When I started dating the hubs....people asked if we were serious. When I finally would acknowledge the severity of my burning love for him....people asked when we'd get engaged (as if I knew?!). Once engaged...when we'd get married. Once married....when we'd have kids. It's always been a little pet peeve of mine. I'm not adverse to goals but I do like to enjoy the moment and savor each stage. There were some beautiful things about just dating the hubs. Of course in hindsight it would be devastating had we stalled out there. But in those moments it was nice to just enjoy dating. Flash forward to the postpartum nurse that took me into care just hours after Cutie Pie's birth. She first asked me "Are you going to have a 3rd to try for a boy?" People are always jumping ahead.
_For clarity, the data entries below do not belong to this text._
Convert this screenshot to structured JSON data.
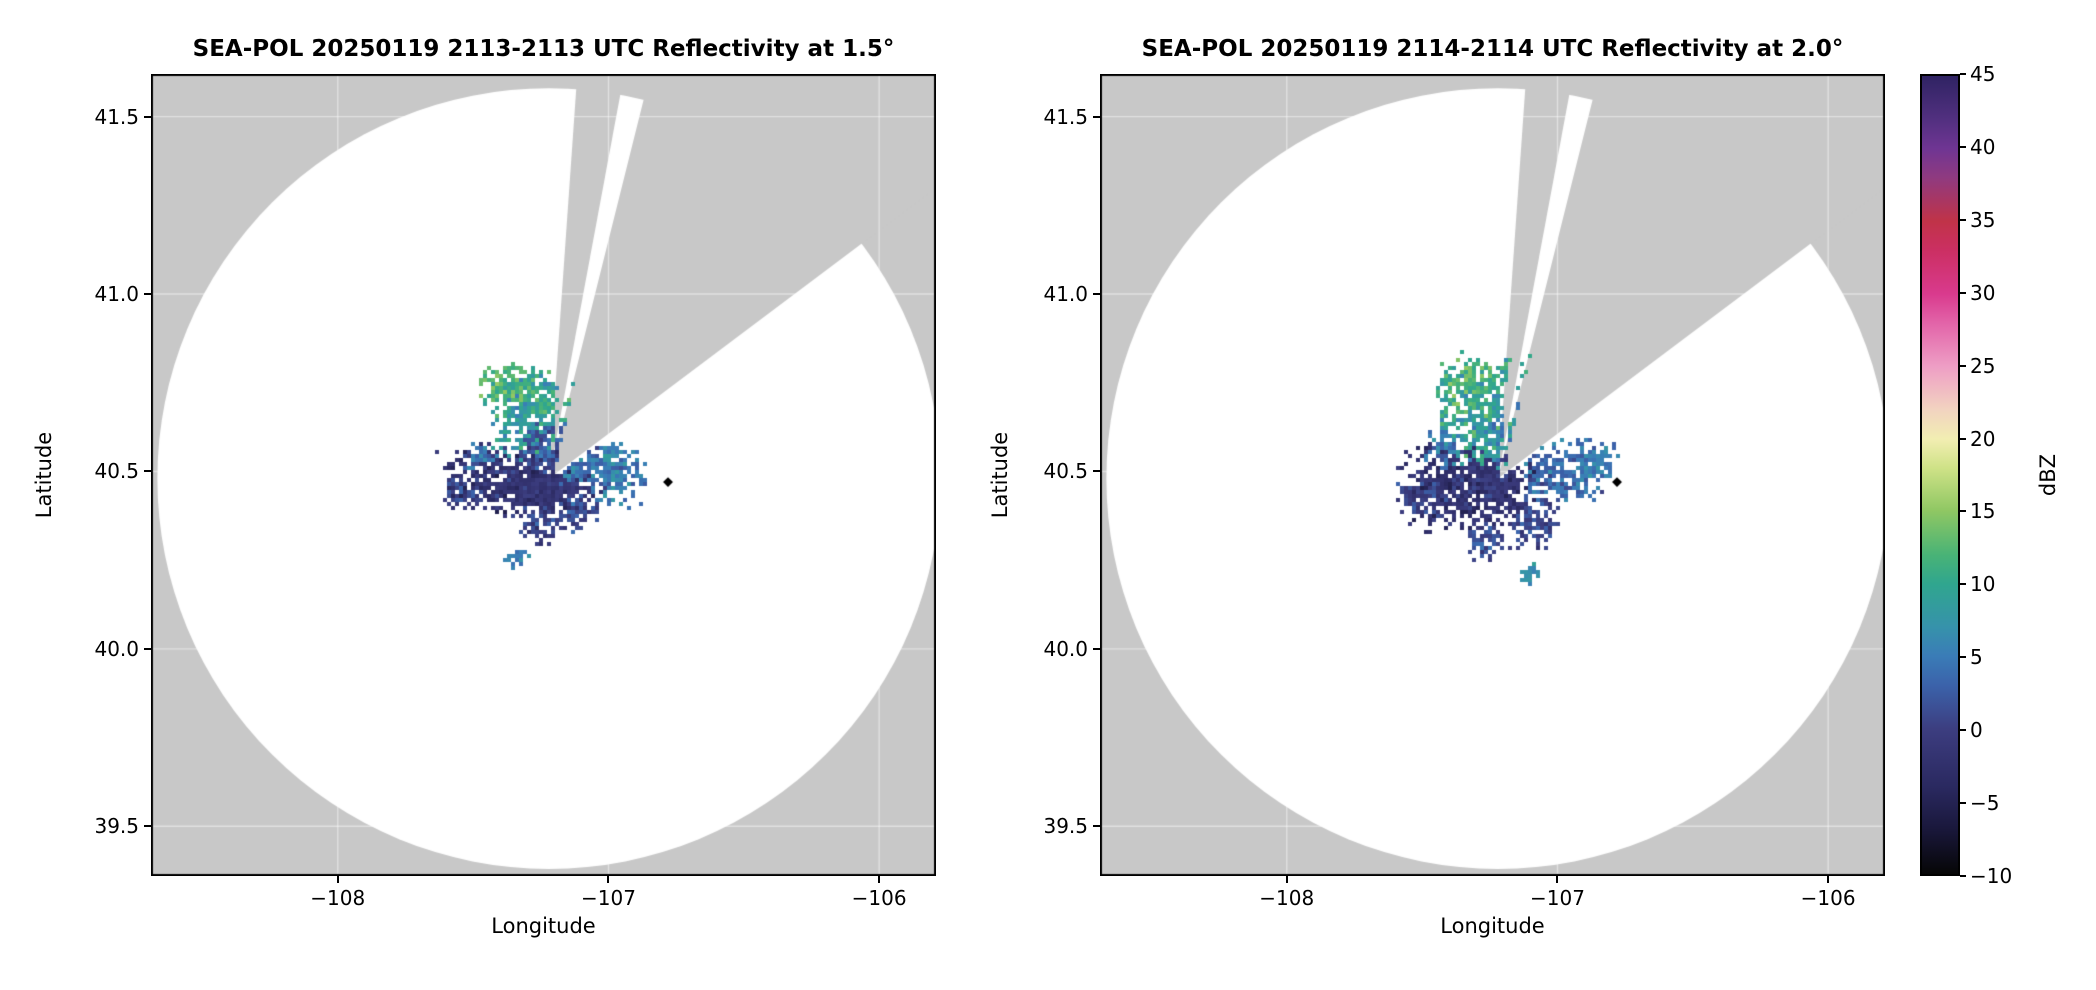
{
  "style": {
    "masked_color": "#c8c8c8",
    "coverage_color": "#ffffff",
    "frame_color": "#000000",
    "grid_color": "rgba(255,255,255,0.45)",
    "text_color": "#000000"
  },
  "colorbar": {
    "label": "dBZ",
    "min": -10,
    "max": 45,
    "ticks": [
      {
        "v": 45,
        "label": "45"
      },
      {
        "v": 40,
        "label": "40"
      },
      {
        "v": 35,
        "label": "35"
      },
      {
        "v": 30,
        "label": "30"
      },
      {
        "v": 25,
        "label": "25"
      },
      {
        "v": 20,
        "label": "20"
      },
      {
        "v": 15,
        "label": "15"
      },
      {
        "v": 10,
        "label": "10"
      },
      {
        "v": 5,
        "label": "5"
      },
      {
        "v": 0,
        "label": "0"
      },
      {
        "v": -5,
        "label": "−5"
      },
      {
        "v": -10,
        "label": "−10"
      }
    ],
    "stops": [
      {
        "v": -10,
        "c": "#060606"
      },
      {
        "v": -7,
        "c": "#19173a"
      },
      {
        "v": -4,
        "c": "#2a2960"
      },
      {
        "v": -1,
        "c": "#383878"
      },
      {
        "v": 0,
        "c": "#3c3e80"
      },
      {
        "v": 3,
        "c": "#3b62aa"
      },
      {
        "v": 5,
        "c": "#3a7cb7"
      },
      {
        "v": 7,
        "c": "#3692ab"
      },
      {
        "v": 10,
        "c": "#30a68e"
      },
      {
        "v": 12,
        "c": "#49b376"
      },
      {
        "v": 15,
        "c": "#8fc763"
      },
      {
        "v": 18,
        "c": "#cfe287"
      },
      {
        "v": 20,
        "c": "#f2eeb2"
      },
      {
        "v": 22,
        "c": "#f2d3c0"
      },
      {
        "v": 25,
        "c": "#ee9ec5"
      },
      {
        "v": 28,
        "c": "#e263a8"
      },
      {
        "v": 30,
        "c": "#d93a8d"
      },
      {
        "v": 33,
        "c": "#cb2f62"
      },
      {
        "v": 35,
        "c": "#c03348"
      },
      {
        "v": 38,
        "c": "#8f3a80"
      },
      {
        "v": 40,
        "c": "#6f3593"
      },
      {
        "v": 42,
        "c": "#523080"
      },
      {
        "v": 45,
        "c": "#2f2363"
      }
    ]
  },
  "chart_data": [
    {
      "type": "heatmap",
      "title": "SEA-POL 20250119 2113-2113 UTC Reflectivity at 1.5°",
      "xlabel": "Longitude",
      "ylabel": "Latitude",
      "units": "dBZ",
      "xlim": [
        -108.69,
        -105.79
      ],
      "ylim": [
        39.36,
        41.62
      ],
      "xticks": [
        {
          "v": -108,
          "label": "−108"
        },
        {
          "v": -107,
          "label": "−107"
        },
        {
          "v": -106,
          "label": "−106"
        }
      ],
      "yticks": [
        {
          "v": 39.5,
          "label": "39.5"
        },
        {
          "v": 40.0,
          "label": "40.0"
        },
        {
          "v": 40.5,
          "label": "40.5"
        },
        {
          "v": 41.0,
          "label": "41.0"
        },
        {
          "v": 41.5,
          "label": "41.5"
        }
      ],
      "radar": {
        "lon": -107.22,
        "lat": 40.48,
        "radius_lat_deg": 1.1,
        "lon_scale": 1.315
      },
      "blocked_sectors": [
        {
          "az_start": 4,
          "az_end": 10.5
        },
        {
          "az_start": 14,
          "az_end": 53
        }
      ],
      "marker": {
        "lon": -106.78,
        "lat": 40.47,
        "shape": "diamond",
        "color": "#000000"
      },
      "seed": 20250119,
      "echo_clusters": [
        {
          "cx": -107.33,
          "cy": 40.48,
          "rx": 0.2,
          "ry": 0.07,
          "n": 600,
          "dbz": [
            -6,
            2
          ]
        },
        {
          "cx": -107.22,
          "cy": 40.47,
          "rx": 0.1,
          "ry": 0.05,
          "n": 250,
          "dbz": [
            -4,
            1
          ]
        },
        {
          "cx": -107.13,
          "cy": 40.55,
          "rx": 0.07,
          "ry": 0.06,
          "n": 150,
          "dbz": [
            0,
            8
          ]
        },
        {
          "cx": -106.99,
          "cy": 40.5,
          "rx": 0.08,
          "ry": 0.06,
          "n": 200,
          "dbz": [
            1,
            9
          ]
        },
        {
          "cx": -107.3,
          "cy": 40.66,
          "rx": 0.1,
          "ry": 0.08,
          "n": 250,
          "dbz": [
            4,
            13
          ]
        },
        {
          "cx": -107.36,
          "cy": 40.74,
          "rx": 0.09,
          "ry": 0.05,
          "n": 150,
          "dbz": [
            8,
            16
          ]
        },
        {
          "cx": -107.2,
          "cy": 40.7,
          "rx": 0.05,
          "ry": 0.05,
          "n": 80,
          "dbz": [
            6,
            14
          ]
        },
        {
          "cx": -107.24,
          "cy": 40.58,
          "rx": 0.06,
          "ry": 0.05,
          "n": 100,
          "dbz": [
            -2,
            6
          ]
        },
        {
          "cx": -107.26,
          "cy": 40.36,
          "rx": 0.06,
          "ry": 0.04,
          "n": 70,
          "dbz": [
            -4,
            4
          ]
        },
        {
          "cx": -107.12,
          "cy": 40.39,
          "rx": 0.05,
          "ry": 0.04,
          "n": 60,
          "dbz": [
            -3,
            6
          ]
        },
        {
          "cx": -107.35,
          "cy": 40.26,
          "rx": 0.03,
          "ry": 0.02,
          "n": 25,
          "dbz": [
            2,
            8
          ]
        },
        {
          "cx": -107.55,
          "cy": 40.44,
          "rx": 0.05,
          "ry": 0.03,
          "n": 40,
          "dbz": [
            -3,
            4
          ]
        },
        {
          "cx": -107.47,
          "cy": 40.55,
          "rx": 0.04,
          "ry": 0.03,
          "n": 35,
          "dbz": [
            0,
            8
          ]
        }
      ]
    },
    {
      "type": "heatmap",
      "title": "SEA-POL 20250119 2114-2114 UTC Reflectivity at 2.0°",
      "xlabel": "Longitude",
      "ylabel": "Latitude",
      "units": "dBZ",
      "xlim": [
        -108.69,
        -105.79
      ],
      "ylim": [
        39.36,
        41.62
      ],
      "xticks": [
        {
          "v": -108,
          "label": "−108"
        },
        {
          "v": -107,
          "label": "−107"
        },
        {
          "v": -106,
          "label": "−106"
        }
      ],
      "yticks": [
        {
          "v": 39.5,
          "label": "39.5"
        },
        {
          "v": 40.0,
          "label": "40.0"
        },
        {
          "v": 40.5,
          "label": "40.5"
        },
        {
          "v": 41.0,
          "label": "41.0"
        },
        {
          "v": 41.5,
          "label": "41.5"
        }
      ],
      "radar": {
        "lon": -107.22,
        "lat": 40.48,
        "radius_lat_deg": 1.1,
        "lon_scale": 1.315
      },
      "blocked_sectors": [
        {
          "az_start": 4,
          "az_end": 10.5
        },
        {
          "az_start": 14,
          "az_end": 53
        }
      ],
      "marker": {
        "lon": -106.78,
        "lat": 40.47,
        "shape": "diamond",
        "color": "#000000"
      },
      "seed": 20250120,
      "echo_clusters": [
        {
          "cx": -107.33,
          "cy": 40.46,
          "rx": 0.18,
          "ry": 0.08,
          "n": 600,
          "dbz": [
            -6,
            2
          ]
        },
        {
          "cx": -107.25,
          "cy": 40.5,
          "rx": 0.08,
          "ry": 0.05,
          "n": 200,
          "dbz": [
            -4,
            2
          ]
        },
        {
          "cx": -107.28,
          "cy": 40.65,
          "rx": 0.11,
          "ry": 0.09,
          "n": 300,
          "dbz": [
            4,
            14
          ]
        },
        {
          "cx": -107.33,
          "cy": 40.75,
          "rx": 0.09,
          "ry": 0.06,
          "n": 180,
          "dbz": [
            7,
            16
          ]
        },
        {
          "cx": -107.18,
          "cy": 40.6,
          "rx": 0.06,
          "ry": 0.06,
          "n": 120,
          "dbz": [
            2,
            10
          ]
        },
        {
          "cx": -106.97,
          "cy": 40.5,
          "rx": 0.12,
          "ry": 0.06,
          "n": 220,
          "dbz": [
            0,
            8
          ]
        },
        {
          "cx": -106.86,
          "cy": 40.54,
          "rx": 0.05,
          "ry": 0.04,
          "n": 60,
          "dbz": [
            2,
            8
          ]
        },
        {
          "cx": -107.1,
          "cy": 40.36,
          "rx": 0.07,
          "ry": 0.05,
          "n": 90,
          "dbz": [
            -3,
            5
          ]
        },
        {
          "cx": -107.27,
          "cy": 40.31,
          "rx": 0.05,
          "ry": 0.04,
          "n": 60,
          "dbz": [
            -3,
            5
          ]
        },
        {
          "cx": -107.1,
          "cy": 40.22,
          "rx": 0.03,
          "ry": 0.025,
          "n": 25,
          "dbz": [
            4,
            10
          ]
        },
        {
          "cx": -107.5,
          "cy": 40.44,
          "rx": 0.06,
          "ry": 0.04,
          "n": 60,
          "dbz": [
            -3,
            4
          ]
        },
        {
          "cx": -107.16,
          "cy": 40.8,
          "rx": 0.05,
          "ry": 0.03,
          "n": 50,
          "dbz": [
            6,
            14
          ]
        },
        {
          "cx": -107.42,
          "cy": 40.57,
          "rx": 0.05,
          "ry": 0.04,
          "n": 50,
          "dbz": [
            1,
            9
          ]
        }
      ]
    }
  ]
}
They want to be in the know about what is next. I've had to deal with knowing that as soon as we hit a life stage, someone would be asking about the next.
The other side of that is people want to "help" you by anticipating the worst. Now I don't think anyone is assuming the worst or wishing the worst on you. In fact I think in some crazy way they really believe they are "helping." If you somehow anticipate the worst case scenario then you'll endure the hard parts better. Surely you know the old ball and chain warning the minute a man puts a ring on gals finger? Or when pregnant for the first time we got the enjoy every last moment BEFORE the baby comes and you suffer social suicide. And finally, the most recent: Your first born is going to have a really hard time with the second. Be prepared for hatred, jealousy, acting out, and so forth.
I think both of these tendencies really do stem from a place of care. We get excited for what is next in people's life and we want to prepare them for the hard things so that it won't discourage them. However, I just don't really like either. I'd prefer to enjoy the moment I am in. I'd also prefer to focus on all the great things about what is to come. I don't want to waste time planning for a worst case scenario that may not happen.
Perfect example: my firstborn.
There has been no hatred. There has been no acting out. Jealousy has not reared an ugly head yet. Maybe at 5 short weeks into the second born's life I am naive and deceived but for all the worry that people shoved my way about even these first 5 weeks it ended up being a waste. Cupcake has been fabulous. She's loving. She's helpful. She's curious. She's observant. She's patient. She's independent when I need her to be. She's still cuddly and sweet when I have the space on my lap. She's patient. She's proud. I have fallen in love all over again with my Cupcake as I've watched her take on her new role as a big sister.
I was prepared for all kinds of ugliness based on the warnings of others. Shame on me. I slipped into the stereo types and underestimated her. I'm sorry, Cupcake. I should have known that you'd embrace Cutie Pie like you do everything with grace, flexibility, optimism, and an outpouring of love. I'm snapping pictures of your luscious curls and ridiculous long eye lashes today and thinking of how thankful I am that your Daddy doesn't feel like he's wearing a ball and chain, how you did not create social suicide for us, and how having a second child did not awaken a monster within you. I am continuously in awe of and deeply in love with you my precious girl.



2 comments:
not every older sibling is jealous of a younger one- at some point there will be some tiffs- but my kiddos always love the new baby. i think that is normal and i think people need to keep this "helpful advice" to themselves. i am sure she is a great big sister!!!
Beautifully said. Adam did great, too, so sometimes it works out!